Decker looked at Murphy. “Murph? You sitting on that missing laptop over there?”

“I wish. I’m still working on locating most of my contacts, boss. Although if you want some good news, Angel called. The caterer’s agreed to do the wedding lunch for only twenty bucks a plate.” He laughed. “I think she went into the negotiations flashing a few tattoos and packing some major heat. You can take the girl out of the gang, but you can never really take the gang out of the girl.”

“Why do I get the sense that you wouldn’t dare call Angelina a girl if you weren’t halfway around the world from her?” Decker asked, glancing over at Nash, who had folded his arms across his chest and was leaning against the barn wall, pretending to relax.

“You got that right,” Murphy agreed.

It was remarkable, really, how awful Nash looked. His clothes were stained with sweat and dirt. He was rumpled, as if he’d wrestled wild dogs in the dusty road before taking a long nap. Deck could see the line dividing clean from dirty near his partner’s ears and around his jawline. Nash had splashed water on his face rather haphazardly, as if the intention had been to wake himself up rather than to wash.

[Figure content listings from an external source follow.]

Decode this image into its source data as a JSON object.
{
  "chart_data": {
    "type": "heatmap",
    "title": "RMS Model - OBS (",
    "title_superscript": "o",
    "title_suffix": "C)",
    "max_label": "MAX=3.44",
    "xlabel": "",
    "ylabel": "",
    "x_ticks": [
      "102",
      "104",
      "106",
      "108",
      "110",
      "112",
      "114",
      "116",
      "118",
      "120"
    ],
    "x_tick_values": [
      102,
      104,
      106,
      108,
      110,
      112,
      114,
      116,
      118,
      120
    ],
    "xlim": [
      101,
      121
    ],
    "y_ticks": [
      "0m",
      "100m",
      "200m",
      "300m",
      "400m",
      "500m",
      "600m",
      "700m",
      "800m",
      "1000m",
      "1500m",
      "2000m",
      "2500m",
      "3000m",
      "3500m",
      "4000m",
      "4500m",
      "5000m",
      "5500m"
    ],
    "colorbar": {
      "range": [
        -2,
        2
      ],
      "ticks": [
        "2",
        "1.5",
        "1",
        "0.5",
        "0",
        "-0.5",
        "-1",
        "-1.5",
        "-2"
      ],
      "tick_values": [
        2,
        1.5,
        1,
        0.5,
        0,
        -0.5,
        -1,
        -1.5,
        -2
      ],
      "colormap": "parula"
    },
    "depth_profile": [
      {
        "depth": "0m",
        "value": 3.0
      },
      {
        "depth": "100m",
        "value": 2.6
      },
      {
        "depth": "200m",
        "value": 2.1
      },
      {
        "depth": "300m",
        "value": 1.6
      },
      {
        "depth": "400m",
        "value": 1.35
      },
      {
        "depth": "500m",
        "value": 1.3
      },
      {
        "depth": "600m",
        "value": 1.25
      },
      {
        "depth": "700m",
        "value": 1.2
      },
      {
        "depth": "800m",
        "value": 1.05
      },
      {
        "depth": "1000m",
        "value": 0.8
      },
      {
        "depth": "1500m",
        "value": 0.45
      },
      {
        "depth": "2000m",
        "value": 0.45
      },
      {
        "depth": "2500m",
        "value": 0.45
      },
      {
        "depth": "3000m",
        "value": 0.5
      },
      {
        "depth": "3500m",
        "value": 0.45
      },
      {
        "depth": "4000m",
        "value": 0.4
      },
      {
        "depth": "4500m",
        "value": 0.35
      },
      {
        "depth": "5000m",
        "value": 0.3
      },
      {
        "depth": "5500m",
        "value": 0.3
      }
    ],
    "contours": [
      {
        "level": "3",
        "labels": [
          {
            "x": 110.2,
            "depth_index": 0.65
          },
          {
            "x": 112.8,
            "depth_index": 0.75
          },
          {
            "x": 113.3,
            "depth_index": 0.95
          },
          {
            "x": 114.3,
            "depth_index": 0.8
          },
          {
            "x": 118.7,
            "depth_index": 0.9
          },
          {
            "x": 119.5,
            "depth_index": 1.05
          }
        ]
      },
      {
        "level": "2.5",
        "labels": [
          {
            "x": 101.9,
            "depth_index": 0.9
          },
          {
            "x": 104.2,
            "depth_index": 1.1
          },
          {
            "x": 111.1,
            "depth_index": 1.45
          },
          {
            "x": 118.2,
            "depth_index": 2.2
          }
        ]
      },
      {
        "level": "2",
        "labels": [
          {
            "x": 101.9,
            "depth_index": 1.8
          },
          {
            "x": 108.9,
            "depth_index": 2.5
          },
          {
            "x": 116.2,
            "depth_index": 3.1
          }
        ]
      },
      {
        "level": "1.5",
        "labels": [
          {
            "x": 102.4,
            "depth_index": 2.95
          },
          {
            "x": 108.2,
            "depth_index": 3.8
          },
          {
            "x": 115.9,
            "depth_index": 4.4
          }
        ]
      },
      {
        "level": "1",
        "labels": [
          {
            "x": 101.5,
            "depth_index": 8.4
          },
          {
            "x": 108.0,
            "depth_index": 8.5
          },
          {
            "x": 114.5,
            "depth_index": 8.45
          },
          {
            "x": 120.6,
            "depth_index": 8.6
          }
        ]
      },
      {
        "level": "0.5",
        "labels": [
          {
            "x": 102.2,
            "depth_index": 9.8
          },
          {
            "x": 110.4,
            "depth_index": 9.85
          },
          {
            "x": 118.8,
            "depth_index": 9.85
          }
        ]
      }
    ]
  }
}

Which meant that it was possible that Nash had actually slept for part of the afternoon.

Which might explain the current friction—current additional friction—between him and Tess. If she had let him sleep for more than the three and a half minutes that he usually allowed for a combat nap . . .

“I was approached by Will Schroeder today,” Tess reported, her voice carefully void of all emotion as she sat on an overturned bucket. “Since he already knew that you and James weren’t your average relief aid workers and threatened to make that public knowledge, I made a deal with him.”

And so much for Decker’s theory about the too-long nap. She’d made a deal with Will Schroeder. Jesus. He didn’t dare look at Nash.

“I told him the truth—about Sayid. I thought our not getting kicked out of K-stan was more important than any one member of our group’s . . . discomfort at the idea of working with Schroeder,” Tess continued, carefully not looking at Nash either. “The pros seemed to outweigh the cons. He gets an exclusive story—but only when we’re ready to give it to him. We get his silence—and an extra set of eyes and ears out there. As long as he follows our rules—”

Nash couldn’t keep silent another second. “What makes you think he’s going to follow
your
rules, when he’s never followed anyone’s rules before?” he asked, pretending to laugh, pretending he was merely amused. But then he shook his head. “Never mind. It’s too late. We’ll just have to clean up this mess
after
the shit hits the fan.” He turned to Decker, still trying to play it übercool.